For slides to work properly, local presenters must also join the Zoom meeting, but without audio. They can then share their slides in the Zoom meeting. Computer A will pick them up and display them on the main screen. Computer B will suppress the full-screen slides and display Zoom tiles on the second screen instead. In the case of remote presenters, they will still be in Zoom, but this time with audio. They also share their slides, which are still displayed on the main screen. As their camera signal is streamed independently of the slides, the second screen uses the ‘follow speaker’ setting, which means that both the presenter and their slides are displayed on large screens for the local audience. Remote participants can manage the incoming signals themselves to make the best use of their available screen space. If presentations include audio, it is important that presenters also share their audio (which can be done without joining the audio). Since Computer A is connected to the room speakers, this audio is played along with the presentation. With this setup, moving to the next speaker is as simple as starting a new screen share, which shouldn’t take any longer than connecting another laptop. Mixed presentations with local and remote presenters also work well and don’t result in long pauses. Local presenters can choose to turn on their laptop’s camera for an additional perspective, or not. For remote presentations, the signal from camera B is streamed from the video switcher, allowing remote presenters to see the local audience.

Tracks and Rooms

We recommend using a single Zoom meeting for the entire conference. Breakout rooms can be used to create parallel tracks, which people should be able to join and leave independently at any time. It is helpful to use consistent names for both local rooms and virtual breakout rooms to minimise potential confusion about where to find a particular presentation.It is helpful to have a tablet or computer in the main Zoom meeting room at all times to act as the meeting host. This host will give co-host privileges to the two computers in each track, and should be located at the registration desk or in some other place where the organisers have constant access. From here it is possible to inform everyone about the end of breaks and the start of the next sessions, and to direct remote participants to the correct breakout room. For this purpose, it may be helpful to screenshare an overview of the current sessions with room numbers.

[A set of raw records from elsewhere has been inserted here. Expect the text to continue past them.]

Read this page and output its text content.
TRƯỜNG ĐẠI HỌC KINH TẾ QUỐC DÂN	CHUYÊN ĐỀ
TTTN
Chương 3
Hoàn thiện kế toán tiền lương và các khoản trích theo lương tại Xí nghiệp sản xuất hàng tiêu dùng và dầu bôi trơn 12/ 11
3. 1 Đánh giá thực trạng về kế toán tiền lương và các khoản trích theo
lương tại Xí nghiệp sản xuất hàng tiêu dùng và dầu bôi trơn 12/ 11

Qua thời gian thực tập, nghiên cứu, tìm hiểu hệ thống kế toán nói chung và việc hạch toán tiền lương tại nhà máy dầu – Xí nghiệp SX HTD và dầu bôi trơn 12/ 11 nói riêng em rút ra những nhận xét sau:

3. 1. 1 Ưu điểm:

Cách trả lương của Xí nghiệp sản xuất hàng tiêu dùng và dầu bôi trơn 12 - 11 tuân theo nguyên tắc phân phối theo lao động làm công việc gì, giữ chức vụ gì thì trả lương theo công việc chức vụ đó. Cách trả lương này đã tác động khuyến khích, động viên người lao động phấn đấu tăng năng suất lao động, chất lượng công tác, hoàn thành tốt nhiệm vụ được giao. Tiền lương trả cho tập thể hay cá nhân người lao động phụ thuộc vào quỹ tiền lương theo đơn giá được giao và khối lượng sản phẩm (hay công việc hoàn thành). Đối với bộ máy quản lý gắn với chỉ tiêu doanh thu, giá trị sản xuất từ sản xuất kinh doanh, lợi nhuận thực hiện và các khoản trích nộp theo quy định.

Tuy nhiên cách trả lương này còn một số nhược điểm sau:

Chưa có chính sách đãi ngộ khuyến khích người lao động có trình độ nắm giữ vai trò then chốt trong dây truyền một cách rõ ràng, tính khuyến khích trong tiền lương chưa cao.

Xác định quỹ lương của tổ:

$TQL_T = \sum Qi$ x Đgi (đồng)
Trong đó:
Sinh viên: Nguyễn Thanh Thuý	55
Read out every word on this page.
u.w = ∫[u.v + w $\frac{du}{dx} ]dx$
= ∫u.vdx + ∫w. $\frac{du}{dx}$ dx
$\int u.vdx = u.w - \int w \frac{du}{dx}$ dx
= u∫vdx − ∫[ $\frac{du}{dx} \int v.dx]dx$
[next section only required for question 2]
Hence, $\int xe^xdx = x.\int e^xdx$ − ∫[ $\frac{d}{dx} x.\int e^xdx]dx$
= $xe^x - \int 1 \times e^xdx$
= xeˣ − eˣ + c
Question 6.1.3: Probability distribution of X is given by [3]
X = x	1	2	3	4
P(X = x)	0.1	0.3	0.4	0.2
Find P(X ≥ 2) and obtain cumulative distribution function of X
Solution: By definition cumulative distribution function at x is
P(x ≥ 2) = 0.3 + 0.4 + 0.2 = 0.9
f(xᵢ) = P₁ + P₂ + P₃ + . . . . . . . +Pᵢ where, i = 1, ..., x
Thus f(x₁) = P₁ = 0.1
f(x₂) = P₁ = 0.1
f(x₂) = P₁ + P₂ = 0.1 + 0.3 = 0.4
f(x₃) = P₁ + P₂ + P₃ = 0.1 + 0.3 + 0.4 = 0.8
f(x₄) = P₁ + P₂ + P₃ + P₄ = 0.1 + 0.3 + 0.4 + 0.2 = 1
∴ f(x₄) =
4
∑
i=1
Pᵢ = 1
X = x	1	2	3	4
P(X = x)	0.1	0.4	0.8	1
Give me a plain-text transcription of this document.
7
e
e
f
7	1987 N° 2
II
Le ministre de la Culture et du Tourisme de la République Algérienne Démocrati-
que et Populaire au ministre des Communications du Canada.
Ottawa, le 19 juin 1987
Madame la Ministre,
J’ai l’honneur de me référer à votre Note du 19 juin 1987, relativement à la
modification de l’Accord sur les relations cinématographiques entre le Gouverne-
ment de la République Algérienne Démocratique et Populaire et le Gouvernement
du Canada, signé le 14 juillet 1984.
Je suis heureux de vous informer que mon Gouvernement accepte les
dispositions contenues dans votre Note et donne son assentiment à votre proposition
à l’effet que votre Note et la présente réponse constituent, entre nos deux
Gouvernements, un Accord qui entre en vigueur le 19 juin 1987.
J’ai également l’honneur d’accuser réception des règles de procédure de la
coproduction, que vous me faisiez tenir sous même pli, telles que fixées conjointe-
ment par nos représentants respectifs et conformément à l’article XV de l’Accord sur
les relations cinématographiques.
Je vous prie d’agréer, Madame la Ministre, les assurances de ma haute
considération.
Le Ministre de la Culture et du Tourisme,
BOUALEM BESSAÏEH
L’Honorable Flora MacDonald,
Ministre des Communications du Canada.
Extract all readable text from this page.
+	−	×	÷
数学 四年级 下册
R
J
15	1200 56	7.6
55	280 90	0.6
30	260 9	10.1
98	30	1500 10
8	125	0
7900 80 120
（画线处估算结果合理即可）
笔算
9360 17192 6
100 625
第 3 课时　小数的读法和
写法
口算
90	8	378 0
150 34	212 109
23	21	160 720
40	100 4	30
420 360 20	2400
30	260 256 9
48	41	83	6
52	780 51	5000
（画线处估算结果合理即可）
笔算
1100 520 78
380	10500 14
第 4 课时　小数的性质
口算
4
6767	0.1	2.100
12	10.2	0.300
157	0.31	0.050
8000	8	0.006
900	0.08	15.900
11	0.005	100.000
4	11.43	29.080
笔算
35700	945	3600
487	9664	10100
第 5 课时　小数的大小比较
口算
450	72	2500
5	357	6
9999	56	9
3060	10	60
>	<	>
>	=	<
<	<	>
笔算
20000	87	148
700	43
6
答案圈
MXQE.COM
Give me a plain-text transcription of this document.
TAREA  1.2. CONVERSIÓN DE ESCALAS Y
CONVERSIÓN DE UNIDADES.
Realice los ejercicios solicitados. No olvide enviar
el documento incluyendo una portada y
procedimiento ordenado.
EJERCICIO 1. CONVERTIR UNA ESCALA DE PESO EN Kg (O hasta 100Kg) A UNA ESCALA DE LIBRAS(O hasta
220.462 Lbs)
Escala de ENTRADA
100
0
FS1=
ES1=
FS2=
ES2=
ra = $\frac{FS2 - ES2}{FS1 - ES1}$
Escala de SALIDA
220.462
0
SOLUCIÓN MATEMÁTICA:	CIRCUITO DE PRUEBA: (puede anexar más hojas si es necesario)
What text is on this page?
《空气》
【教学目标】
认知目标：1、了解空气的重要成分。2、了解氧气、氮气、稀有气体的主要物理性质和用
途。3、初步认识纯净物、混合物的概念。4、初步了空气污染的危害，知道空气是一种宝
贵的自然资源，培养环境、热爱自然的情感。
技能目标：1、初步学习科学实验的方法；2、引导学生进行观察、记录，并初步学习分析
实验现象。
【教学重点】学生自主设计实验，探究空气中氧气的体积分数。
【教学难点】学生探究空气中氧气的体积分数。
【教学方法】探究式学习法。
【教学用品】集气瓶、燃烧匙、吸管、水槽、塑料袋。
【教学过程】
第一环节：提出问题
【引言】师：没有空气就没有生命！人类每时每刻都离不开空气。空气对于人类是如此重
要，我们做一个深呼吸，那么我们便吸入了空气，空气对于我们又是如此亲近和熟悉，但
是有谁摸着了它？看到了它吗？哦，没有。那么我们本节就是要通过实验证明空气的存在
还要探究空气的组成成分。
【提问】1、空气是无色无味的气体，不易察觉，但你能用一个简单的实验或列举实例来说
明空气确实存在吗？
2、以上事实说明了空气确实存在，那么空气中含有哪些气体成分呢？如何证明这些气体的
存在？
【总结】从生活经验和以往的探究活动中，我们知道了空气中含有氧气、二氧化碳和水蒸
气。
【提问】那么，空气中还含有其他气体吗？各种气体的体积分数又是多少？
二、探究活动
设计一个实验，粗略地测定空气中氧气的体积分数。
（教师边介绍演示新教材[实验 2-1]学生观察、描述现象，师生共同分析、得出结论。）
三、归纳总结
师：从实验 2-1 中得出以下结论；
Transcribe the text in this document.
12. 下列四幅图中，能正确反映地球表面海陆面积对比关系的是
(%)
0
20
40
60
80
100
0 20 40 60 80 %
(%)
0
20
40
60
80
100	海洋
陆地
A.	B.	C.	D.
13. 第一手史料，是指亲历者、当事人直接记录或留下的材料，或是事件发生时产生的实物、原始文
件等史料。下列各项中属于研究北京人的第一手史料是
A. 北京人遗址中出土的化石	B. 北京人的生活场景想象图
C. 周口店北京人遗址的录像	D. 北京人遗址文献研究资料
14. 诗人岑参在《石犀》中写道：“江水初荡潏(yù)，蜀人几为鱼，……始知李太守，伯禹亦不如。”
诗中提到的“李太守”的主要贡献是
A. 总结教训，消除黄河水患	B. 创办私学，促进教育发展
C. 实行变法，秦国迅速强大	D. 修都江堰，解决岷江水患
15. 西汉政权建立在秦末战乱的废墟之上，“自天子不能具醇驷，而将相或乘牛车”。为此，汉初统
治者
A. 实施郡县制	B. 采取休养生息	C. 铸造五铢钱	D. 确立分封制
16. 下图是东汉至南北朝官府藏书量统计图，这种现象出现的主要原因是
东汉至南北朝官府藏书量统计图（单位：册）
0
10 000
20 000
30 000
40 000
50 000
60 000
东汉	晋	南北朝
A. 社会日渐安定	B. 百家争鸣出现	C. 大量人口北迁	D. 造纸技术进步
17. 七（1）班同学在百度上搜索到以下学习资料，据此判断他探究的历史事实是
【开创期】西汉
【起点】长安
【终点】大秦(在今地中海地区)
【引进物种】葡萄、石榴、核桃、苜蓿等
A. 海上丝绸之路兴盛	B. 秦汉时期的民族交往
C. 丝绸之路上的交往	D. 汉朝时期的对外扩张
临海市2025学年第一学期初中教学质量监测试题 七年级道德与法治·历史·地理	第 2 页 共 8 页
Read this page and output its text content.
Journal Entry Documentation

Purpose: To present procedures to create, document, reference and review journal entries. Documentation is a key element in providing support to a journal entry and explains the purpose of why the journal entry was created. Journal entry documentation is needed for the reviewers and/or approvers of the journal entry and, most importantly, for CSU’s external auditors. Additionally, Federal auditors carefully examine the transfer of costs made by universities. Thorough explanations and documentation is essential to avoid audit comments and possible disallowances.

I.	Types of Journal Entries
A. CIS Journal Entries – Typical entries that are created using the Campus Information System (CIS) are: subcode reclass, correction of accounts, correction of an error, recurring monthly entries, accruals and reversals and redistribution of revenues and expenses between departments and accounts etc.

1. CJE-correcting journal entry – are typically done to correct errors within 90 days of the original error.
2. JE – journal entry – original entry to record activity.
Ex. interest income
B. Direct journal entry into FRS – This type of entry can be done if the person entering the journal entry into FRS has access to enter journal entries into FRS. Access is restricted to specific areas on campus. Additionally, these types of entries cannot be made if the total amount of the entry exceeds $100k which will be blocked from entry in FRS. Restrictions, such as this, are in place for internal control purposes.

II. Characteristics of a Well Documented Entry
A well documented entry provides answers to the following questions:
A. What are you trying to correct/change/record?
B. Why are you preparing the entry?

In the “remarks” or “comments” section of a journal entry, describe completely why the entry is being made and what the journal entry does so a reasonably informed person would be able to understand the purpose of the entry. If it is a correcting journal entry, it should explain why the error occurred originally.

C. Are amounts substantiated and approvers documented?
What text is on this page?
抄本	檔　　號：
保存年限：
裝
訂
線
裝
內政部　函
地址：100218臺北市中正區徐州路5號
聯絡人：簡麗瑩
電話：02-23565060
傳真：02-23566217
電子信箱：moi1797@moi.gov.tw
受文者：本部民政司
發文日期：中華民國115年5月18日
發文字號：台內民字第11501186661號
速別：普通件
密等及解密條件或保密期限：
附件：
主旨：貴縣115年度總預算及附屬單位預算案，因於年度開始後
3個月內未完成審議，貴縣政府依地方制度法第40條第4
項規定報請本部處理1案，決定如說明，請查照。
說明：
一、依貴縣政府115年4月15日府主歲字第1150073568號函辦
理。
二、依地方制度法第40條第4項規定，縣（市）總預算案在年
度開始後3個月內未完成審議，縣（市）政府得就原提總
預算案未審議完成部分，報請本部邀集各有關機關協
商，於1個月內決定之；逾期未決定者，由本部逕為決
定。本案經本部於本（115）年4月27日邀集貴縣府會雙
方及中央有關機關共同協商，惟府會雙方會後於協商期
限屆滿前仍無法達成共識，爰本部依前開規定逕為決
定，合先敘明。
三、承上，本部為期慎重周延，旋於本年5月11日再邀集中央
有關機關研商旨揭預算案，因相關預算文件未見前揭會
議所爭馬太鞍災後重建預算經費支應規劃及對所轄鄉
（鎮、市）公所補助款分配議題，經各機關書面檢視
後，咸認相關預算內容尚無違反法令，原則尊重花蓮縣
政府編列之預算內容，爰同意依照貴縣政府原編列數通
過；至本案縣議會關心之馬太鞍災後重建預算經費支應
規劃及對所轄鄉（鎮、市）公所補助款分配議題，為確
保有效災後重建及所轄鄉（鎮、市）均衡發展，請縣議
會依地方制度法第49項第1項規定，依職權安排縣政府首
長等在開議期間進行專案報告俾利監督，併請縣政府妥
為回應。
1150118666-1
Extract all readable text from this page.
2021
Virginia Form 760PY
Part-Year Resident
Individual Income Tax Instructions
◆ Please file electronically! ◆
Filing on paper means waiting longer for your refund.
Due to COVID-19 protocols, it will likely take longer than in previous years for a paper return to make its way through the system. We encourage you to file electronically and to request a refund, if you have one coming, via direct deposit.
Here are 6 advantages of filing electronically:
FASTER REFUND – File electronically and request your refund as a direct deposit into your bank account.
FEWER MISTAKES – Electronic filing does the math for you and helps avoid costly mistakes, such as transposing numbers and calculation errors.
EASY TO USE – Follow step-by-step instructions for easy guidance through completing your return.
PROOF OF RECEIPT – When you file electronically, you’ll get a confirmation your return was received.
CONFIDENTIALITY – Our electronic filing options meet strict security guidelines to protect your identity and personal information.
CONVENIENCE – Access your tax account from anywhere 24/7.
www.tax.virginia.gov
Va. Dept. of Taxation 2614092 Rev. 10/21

The setup described above generally worked quite well for us, and we received a lot of good feedback from both local and remote participants. Costs were surprisingly low: as we were able to borrow much of the AV equipment from the University of Paderborn’s Central IT and Media Services, we had costs of less than €500 per room/track. The more costly aspect is the number of assistants needed to operate the equipment. In addition to the session chair, two people are required to operate cameras and Zoom. It is advisable to have an additional assistant to take the extra microphone to questioners in the audience during discussions, but depending on the size of the room, this can be done by the moderator. Although the technology is surprisingly simple to operate, it does require a good deal of concentration, so it is advisable to work in several shifts throughout the day. The biggest challenge in running a hybrid conference with the setup described here is the number of assistants available. With almost forty wonderful assistants from the Musicological Seminar Detmold / Paderborn and other members of the Virtueller Forschungsverbund Edirom, running the joint MEC and TEI conference as a hybrid conference was a pleasant task that didn’t overburden anyone.